7 Mitsubishi 3000GT VR-4
The Mitsubishi 3000GT sounds like a potent sports car given that it offers a twin-turbocharged V6 engine capable of sending up to a max of 394 horsepower and 414 lb-ft of torque to all four wheels. Throw in advanced features for its time like four-wheel steering, adaptive suspension, and active aerodynamics, and things sound even better.
And yet, all that advanced complexity has rendered the 3000GT, especially in VR-4 trim, a potential dream-car that is, in reality, an ownership nightmare.
6 Autozam AZ-1
Possibly one of the tiniest sports cars in the world, the kei-class Autozam AZ-1 is just starting to make its way to the United States thanks to the 25-year importation rule. And from first glance, the combination of gull-wing doors, a mid-mounted engine, and angular styling make it seem like a classic recipe for success.
However, the Autozam's cheap build quality is renowned for making the whole car seem like more of a toy than anything able to actually shred through canyon curves.
5 Toyota MR2
The first two generations of Toyota MR2 are still highly sought-after cars if they can be found in good condition.
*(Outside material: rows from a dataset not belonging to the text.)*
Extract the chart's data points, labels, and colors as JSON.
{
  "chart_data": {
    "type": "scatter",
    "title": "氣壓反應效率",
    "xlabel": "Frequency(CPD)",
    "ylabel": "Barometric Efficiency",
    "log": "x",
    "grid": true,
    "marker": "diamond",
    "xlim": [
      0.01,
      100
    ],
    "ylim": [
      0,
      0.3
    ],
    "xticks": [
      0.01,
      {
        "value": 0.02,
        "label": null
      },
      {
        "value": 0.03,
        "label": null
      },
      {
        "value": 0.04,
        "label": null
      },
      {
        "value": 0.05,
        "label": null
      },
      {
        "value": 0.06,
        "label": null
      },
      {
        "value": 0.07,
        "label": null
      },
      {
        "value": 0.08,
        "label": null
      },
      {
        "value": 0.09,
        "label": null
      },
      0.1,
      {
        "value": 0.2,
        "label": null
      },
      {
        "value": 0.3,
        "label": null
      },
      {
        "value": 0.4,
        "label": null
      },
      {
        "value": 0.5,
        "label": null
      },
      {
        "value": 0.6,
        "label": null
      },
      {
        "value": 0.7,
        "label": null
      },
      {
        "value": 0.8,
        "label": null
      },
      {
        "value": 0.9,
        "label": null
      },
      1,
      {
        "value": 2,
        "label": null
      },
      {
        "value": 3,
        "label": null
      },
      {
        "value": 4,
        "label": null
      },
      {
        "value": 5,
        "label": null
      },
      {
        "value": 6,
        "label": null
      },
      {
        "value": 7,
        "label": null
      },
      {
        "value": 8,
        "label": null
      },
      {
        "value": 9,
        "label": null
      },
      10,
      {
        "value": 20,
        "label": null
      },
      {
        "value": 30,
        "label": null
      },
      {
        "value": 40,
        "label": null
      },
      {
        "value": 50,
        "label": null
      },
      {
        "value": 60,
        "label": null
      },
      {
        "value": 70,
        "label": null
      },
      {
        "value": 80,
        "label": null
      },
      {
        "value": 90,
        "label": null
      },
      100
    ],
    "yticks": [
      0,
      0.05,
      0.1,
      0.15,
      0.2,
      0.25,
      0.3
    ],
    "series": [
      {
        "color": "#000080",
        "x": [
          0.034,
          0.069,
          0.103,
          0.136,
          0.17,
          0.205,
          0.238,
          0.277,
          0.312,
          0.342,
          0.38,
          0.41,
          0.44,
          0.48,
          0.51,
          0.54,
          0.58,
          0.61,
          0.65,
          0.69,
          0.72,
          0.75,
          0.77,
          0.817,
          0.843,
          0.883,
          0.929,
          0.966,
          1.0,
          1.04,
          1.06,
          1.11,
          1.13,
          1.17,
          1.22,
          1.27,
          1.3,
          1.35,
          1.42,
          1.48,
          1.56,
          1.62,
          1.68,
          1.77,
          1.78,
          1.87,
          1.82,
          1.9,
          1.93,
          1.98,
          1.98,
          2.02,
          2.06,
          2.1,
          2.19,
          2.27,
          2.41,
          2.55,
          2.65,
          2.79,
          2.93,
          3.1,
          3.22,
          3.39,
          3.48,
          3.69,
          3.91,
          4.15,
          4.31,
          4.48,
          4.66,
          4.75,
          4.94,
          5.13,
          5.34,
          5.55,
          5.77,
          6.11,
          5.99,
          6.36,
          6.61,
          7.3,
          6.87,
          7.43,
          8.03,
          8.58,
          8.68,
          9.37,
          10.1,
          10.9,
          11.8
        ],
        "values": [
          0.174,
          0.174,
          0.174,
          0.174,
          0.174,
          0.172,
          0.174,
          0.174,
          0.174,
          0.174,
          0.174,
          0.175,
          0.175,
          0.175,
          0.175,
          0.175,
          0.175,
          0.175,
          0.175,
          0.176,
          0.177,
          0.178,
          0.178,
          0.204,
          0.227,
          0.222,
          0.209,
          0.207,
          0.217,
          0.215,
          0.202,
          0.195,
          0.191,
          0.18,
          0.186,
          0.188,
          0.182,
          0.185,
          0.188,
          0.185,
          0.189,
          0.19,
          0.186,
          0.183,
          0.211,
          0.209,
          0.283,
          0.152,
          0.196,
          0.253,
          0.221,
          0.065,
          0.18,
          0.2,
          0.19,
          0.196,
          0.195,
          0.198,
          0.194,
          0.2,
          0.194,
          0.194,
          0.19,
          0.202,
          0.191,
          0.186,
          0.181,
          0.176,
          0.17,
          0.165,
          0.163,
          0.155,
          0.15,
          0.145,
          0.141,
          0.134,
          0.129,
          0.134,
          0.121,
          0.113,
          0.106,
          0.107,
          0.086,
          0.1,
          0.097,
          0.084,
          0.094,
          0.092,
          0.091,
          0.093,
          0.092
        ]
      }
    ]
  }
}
With a mid-engined layout, reliable drivetrains that include optional turbocharged engines, and classic designs (at least for their times), the MR2 has a serious cult following and has earned the nickname "the poor man's NSX."
But for would-be buyers, make sure to find one without T-tops, as the seals that keep weather out are known to be failure-prone, leading to water damage during any kind of inclement conditions.
4 Acura TL
The Acura market presence has definitely had its fair share of ups and downs over the decades. After sterling successes like the Integra, Legend, and NSX came the lows of the 2000s, lows that were epitomized by the subpar TL sedan.
Sure, it had been around since 1996, but the model seemed to get more and more disappointing with each generation.
Culminating in the beak-front fourth-gen that Acura tried to market as a sports sedan despite lackluster performance stemming in large part from its nearly-4,000 pound curb weight and underwhelming, 305-horsepower V6 engine.
3 Toyota Celica GT-S
The automotive industry can be a difficult marketplace to maneuver, and even resoundingly successful brands have their fair share of duds hidden in their pasts. One of Toyota's most disappointing releases was the Celica sports car that they redesigned for model year 1999.
After just about three full decades of successful, fun, economical Celicas (including the successful Celica GT-Four rally car), the model's final iteration proved far too edgy for consumers, and its weak engine maxed out at only 194 horsepower when optioned with sport exhaust.
2 Honda Civic Type R
The Honda Civic is one of the world's best-selling lines of economy cars, having always paired simple style and reliability in an affordable package. And yet, the latest generation of Honda Civic has completely upended the recipe that's allowed the model to last this long, and especially in Type R trim, the Civic now comes bedecked in a borderline hilarious amount of cladding, spoilers, and diffusers.
The result is a car that is obviously trying too hard to look cool, something that could never have been said about Civics of old.
1 Lexus LC
Despite the fact that Lexus had hoped the LFA would be their only high-end sports car for 25 years after it debuted in 2010, by 2017, the brand was already building the LC for model year 2018. With styling clearly hearkening back to the LFA, the LC at least ups its power figures (to 467 horses) while dropping the price tag significantly (to around $100,000).
Sadly, however, Lexus didn't learn from their past mistakes, and still didn't offer the LC with a good old clutch pedal and stick shift.